Mostrate le sue migliori doti di raffinato orchestratore di plot, Altieri si toglie poi più di uno sfizio proprio con i personaggi. A partire da Dekker, che viene suggerito possa essere il Kurt Caleb Braden di Kondor e Ultima Luce, ma anche il Kurt Dehn de L’Occhio Sotterraneo (1983), e forse addirittura Karl Adrian, principe von Dekken, della Trilogia di Magdeburg: una singolarità a pieno titolo, un’anomalia che attraversa la storia dell’umanità, come già visto fare a Jean-Jacques Deveraux, altro personaggio ricorsivo di Altieri, ma non solo a lui. Qualcuno ricorda Benjamin Yurick, l’aviatore che ricorre in diverse altre opere e che guadagna un ruolo centrale in Phoenix, un racconto che è sempre più lo snodo di tutte le trame altierane? E in effetti, oltre che con i romanzi citati, Juggernaut presenta connessioni altrettanto se non più forti ancora con alcuni dei racconti che spiccano maggiormente nel corpus di Altieri, su tutti proprio Phoenix e Certificato Omega, entrambi inclusi nella raccolta Armageddon.

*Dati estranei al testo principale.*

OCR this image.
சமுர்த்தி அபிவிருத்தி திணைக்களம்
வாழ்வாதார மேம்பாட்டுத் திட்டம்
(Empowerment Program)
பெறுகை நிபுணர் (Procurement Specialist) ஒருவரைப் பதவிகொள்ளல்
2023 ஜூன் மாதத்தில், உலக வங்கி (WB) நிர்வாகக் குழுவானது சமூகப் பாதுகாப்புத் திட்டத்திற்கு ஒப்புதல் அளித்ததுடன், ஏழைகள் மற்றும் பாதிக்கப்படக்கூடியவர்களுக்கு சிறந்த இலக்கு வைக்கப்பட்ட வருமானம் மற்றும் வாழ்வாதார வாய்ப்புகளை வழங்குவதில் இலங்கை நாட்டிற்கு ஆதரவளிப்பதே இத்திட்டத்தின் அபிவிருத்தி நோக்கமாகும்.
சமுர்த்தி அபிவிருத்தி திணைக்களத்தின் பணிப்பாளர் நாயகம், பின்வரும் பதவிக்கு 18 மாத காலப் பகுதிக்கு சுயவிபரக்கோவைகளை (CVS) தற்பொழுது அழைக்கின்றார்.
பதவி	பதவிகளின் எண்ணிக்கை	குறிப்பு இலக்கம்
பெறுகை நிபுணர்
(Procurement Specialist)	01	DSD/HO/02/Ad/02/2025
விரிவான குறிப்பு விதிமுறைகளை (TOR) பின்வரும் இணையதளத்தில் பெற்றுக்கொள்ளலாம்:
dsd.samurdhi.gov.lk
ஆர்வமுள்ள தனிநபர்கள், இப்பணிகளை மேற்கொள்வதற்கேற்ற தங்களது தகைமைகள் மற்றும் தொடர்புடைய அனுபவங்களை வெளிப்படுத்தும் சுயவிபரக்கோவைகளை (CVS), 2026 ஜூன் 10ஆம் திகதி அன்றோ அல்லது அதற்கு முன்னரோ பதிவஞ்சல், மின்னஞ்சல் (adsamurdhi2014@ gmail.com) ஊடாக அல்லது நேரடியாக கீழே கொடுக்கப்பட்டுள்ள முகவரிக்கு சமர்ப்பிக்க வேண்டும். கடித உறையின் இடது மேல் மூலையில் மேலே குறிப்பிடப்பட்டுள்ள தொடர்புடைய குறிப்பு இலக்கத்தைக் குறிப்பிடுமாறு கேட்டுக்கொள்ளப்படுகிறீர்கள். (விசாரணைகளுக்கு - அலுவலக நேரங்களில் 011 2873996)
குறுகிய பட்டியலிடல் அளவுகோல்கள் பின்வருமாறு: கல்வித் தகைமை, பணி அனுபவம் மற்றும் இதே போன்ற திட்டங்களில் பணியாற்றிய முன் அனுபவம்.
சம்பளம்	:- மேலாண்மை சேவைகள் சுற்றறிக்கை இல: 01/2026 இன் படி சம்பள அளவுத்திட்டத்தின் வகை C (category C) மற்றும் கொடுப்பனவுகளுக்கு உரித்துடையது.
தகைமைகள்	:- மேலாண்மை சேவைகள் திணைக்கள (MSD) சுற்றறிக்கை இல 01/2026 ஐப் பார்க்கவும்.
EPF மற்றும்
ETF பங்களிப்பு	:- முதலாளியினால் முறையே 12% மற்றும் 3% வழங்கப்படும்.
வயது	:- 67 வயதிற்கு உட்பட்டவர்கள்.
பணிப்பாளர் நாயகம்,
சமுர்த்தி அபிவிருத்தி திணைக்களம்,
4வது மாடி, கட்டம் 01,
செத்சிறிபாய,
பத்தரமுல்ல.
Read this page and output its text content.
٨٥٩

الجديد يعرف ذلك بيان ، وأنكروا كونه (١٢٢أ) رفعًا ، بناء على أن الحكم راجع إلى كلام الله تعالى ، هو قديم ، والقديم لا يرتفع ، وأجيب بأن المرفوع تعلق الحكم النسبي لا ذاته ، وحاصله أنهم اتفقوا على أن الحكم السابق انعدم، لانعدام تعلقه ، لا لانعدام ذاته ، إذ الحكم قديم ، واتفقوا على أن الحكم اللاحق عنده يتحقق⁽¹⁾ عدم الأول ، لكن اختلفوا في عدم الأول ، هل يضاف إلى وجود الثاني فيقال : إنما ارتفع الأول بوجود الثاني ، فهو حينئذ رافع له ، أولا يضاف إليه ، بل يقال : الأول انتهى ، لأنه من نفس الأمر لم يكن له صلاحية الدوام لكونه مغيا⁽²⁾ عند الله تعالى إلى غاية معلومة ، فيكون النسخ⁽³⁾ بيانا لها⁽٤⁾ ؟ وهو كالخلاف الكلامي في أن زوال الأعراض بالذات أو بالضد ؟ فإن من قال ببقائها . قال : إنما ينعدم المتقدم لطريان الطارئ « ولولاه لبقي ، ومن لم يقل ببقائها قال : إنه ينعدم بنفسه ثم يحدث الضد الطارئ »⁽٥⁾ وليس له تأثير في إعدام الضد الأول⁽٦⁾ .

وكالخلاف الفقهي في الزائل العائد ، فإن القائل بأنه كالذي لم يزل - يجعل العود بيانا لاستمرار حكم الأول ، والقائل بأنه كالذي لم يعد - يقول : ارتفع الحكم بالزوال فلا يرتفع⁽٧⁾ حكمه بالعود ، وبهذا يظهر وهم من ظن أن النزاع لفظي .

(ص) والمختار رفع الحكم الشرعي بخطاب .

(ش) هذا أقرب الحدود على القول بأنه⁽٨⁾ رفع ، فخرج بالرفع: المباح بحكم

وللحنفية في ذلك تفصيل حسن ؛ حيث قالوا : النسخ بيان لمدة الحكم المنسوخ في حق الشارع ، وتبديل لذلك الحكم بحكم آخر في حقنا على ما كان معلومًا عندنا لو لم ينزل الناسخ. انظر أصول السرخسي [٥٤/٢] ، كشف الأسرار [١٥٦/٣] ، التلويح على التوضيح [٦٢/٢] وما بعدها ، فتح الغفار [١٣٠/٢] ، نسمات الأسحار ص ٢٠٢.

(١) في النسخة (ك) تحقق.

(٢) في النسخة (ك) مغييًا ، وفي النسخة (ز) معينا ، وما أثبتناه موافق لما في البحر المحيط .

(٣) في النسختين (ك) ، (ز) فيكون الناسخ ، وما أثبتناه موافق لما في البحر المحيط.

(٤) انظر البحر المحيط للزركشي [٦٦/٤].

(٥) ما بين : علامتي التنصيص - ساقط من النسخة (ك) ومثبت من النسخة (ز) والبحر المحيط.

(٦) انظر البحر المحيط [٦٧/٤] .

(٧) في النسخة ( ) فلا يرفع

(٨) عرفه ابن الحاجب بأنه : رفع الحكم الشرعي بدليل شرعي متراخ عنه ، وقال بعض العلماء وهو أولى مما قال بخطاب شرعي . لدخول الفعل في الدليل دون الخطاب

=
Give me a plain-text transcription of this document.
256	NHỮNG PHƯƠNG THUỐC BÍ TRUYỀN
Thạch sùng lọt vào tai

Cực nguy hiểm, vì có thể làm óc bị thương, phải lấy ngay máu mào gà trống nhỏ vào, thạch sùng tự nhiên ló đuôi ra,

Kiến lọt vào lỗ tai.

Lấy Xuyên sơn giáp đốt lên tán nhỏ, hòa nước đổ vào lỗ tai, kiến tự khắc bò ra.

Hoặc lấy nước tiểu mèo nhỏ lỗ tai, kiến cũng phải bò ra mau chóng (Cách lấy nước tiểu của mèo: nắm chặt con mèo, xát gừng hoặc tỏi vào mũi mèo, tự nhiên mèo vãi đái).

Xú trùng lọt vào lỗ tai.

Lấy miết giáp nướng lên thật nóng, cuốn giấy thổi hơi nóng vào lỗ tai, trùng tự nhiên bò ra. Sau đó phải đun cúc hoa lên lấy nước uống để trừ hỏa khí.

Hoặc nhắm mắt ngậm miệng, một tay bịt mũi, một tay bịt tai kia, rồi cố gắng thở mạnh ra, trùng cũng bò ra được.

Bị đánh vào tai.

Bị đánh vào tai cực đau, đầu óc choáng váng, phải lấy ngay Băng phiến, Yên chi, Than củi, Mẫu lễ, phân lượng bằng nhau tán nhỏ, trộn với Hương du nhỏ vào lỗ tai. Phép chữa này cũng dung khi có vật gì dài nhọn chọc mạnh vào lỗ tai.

La rete dei riferimenti non toglie gusto e piacere alla lettura, ma di certo lusinga la conoscenza sistematica del lettore più fedele. Juggernaut resta comunque un romanzo del tutto godibile singolarmente, che avvince dalla prima all’ultima pagina e lascia il lettore con il fiato sospeso, trepidante di conoscere ciò che il Progetto Magellan riserva a Dekker. Ottima a tal proposito l’idea dell’editore di includere in coda al volume il trailer tutto da leggere del prossimo volume (Magellan, in uscita nel 2014), che ci ricorda come questo sia solo l’inizio. Il meglio deve ancora venire e le premesse perché il quadro globale superi la somma dei valori delle singole parti ci sono tutte. Per comprenderne davvero lo spessore, non vi resta che saggiarne la consistenza a partire da questo romanzo, calandovi fino al collo nella morchia e nel fango che ricoprono il mondo dopo la Mega-Depressione, alla fine di tutte le guerre, dove imperversano il caos e la paura. In attesa di cavalcare la Spinta Off-World, e conoscere le insidie in agguato negli abissi del cosmo come in quelli della mente, appena oltre la soglia dello spazio.